基金supported jointly by the Major Special Projects of the Information System Bureau,the Special Proget of Earth Observation with High Resolution(Grant No.GFZX0402180102)the National Natural Science Foundation of China(Grant No.U1533131)
文摘This study simulated FY-2 D satellite infrared brightness images based on the WRF and RTTOV models. The effects of prediction errors in WRF micro-and macroscale cloud variables on FY-2 D infrared brightness temperature accuracy were analyzed. The principle findings were as follows. In the T+0–48 h simulation time, the root mean square errors of the simulated brightness temperatures were within the range 10–27 K, i.e., better than the range of 20–40 K achieved previously.
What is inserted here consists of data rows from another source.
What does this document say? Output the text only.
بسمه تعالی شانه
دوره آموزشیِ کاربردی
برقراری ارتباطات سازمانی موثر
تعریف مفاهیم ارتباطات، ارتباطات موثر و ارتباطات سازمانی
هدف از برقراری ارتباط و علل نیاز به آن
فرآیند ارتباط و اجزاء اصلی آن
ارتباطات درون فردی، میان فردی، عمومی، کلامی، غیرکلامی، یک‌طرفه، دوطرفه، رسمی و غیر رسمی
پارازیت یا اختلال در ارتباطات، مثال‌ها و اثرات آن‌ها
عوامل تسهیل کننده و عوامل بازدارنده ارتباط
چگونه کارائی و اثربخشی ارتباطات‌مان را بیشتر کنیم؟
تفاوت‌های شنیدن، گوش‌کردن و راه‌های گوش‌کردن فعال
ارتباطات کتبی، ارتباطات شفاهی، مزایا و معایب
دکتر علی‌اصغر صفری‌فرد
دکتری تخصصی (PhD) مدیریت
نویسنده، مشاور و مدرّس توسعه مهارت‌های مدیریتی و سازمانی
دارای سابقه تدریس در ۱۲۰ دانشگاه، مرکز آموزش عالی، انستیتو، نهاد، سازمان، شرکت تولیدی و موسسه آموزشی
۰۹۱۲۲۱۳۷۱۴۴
In the T+0–24 h simulation time, the correlation coefficients between the simulated and measured brightness temperatures for all four channels were >0.5. The simulation performance of water channel IR3 was stable and the best. The four types of cloud microphysical scheme considered all showed that the simulated values of brightness temperature in clouds were too high and that the distributions of cloud systems were incomplete, especially in typhoon areas. The performance of the THOM scheme was considered best, followed in descending order by the WSM6, WDM6, and LIN schemes. Compared with observed values, the maximum deviation appeared in the range 253–273 K for all schemes. On the microscale, the snow water mixing ratio of the THOM scheme was much bigger than that of the other schemes. Improving the production efficiency or increasing the availability of solid water in the cloud microphysical scheme would provide slight benefit for brightness temperature simulations. On the macroscale, the cloud amount obtained by the scheme used in this study was small. Improving the diagnostic scheme for cloud amount, especially high-level cloud, could improve the accuracy of brightness temperature simulations. These results could provide an intuitive reference for forecasters and constitute technical support for the creation of simulated brightness temperature images for the FY-4 satellite.